Under this Phase of Decadence, socialism becomes a necessity, as the internal harmony and community shared by the members, untainted by class antagonisms, becomes an alternative draw to keep members interested in the game. This also opens up the possibility of one universal socialist alliance; this situation would be communism, where everybody’s nations would be under the control of the whole CN community. Meanwhile existing socialist alliances should endeavor to expose and discourage imperialism, prevent the beginnings of and arbitrate the ends of imperialist wars, and try to stand aloof from imperialist wars where possible.
The International and Mastabo-Gelibolism[]
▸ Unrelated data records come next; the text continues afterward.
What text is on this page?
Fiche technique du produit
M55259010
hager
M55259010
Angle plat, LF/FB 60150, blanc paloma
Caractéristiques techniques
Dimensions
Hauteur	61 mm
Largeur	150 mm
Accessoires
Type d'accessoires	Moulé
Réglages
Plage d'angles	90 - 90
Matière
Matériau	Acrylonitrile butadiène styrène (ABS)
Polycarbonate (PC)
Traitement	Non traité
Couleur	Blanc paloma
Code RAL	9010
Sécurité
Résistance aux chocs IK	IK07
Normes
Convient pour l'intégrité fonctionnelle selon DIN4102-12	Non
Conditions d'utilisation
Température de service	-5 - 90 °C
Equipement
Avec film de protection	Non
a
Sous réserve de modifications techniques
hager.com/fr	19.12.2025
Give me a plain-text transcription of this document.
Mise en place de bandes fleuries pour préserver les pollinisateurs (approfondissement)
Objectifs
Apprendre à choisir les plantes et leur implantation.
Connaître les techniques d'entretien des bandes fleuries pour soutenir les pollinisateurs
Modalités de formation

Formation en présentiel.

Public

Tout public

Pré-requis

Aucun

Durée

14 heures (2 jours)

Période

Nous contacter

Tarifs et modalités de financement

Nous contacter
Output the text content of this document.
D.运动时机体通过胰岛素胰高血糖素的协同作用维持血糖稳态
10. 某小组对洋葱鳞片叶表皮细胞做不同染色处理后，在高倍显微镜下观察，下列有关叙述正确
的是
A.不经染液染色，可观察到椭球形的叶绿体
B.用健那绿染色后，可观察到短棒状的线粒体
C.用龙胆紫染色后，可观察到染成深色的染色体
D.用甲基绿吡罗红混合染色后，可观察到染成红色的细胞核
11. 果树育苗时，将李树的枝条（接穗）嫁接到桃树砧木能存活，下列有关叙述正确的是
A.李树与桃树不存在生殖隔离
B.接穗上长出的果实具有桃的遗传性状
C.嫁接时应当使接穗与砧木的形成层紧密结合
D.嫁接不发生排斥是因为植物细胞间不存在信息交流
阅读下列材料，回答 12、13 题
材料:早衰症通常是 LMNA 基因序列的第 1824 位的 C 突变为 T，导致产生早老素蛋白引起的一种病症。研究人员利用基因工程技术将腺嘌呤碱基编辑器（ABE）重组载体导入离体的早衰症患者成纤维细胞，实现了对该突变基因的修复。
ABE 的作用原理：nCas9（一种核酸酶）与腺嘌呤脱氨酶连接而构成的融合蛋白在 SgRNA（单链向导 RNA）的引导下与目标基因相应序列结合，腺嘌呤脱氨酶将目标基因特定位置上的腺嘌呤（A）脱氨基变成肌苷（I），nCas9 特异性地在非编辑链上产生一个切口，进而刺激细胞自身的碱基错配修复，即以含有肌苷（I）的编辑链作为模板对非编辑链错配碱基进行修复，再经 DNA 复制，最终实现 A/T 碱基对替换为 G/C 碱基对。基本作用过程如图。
Gelibolism, while applauded in some corners, for a long time had no real adherents besides Sovyet Gelibolu, mostly because he did not try to build a tendency based on his observations. However, with the creation of The International and the corresponding upsurge in the use of “leftist unity” rhetoric, a few people began to become interested in Gelibolist ideas, particularly since the “third task” outlined in “CN Socialism” seemed to be close to fulfillment. One of these was Mongol-Swedes, the popularizer of and bringer of conciseness to Mastabo-Gelibolism. It was also he who invented the term, combining Mastab’s rejection of the centrist and rightist tendencies that had been all there were in his time with the affirmation of the class-based, leftist tendency of Gelibolu. Within The International, too, Mongol-Swedes and Sovyet Gelibolu began to act as the nucleus for the development of a political bloc embracing Mastabo-Gelibolism and advocating policies based on it. These included the restriction or the abolition of tech raiding (decried as imperialist in “CN Imperialism”) and the policy of integrating as many leftist alliances as possible into The International. The advocacy of this tendency is still new; it has not as yet made much impact on The International and is practically unknown everywhere else. However, as a leftist, class-based tendency drawn from an analysis of the material conditions of Cyber Nations it has no equal.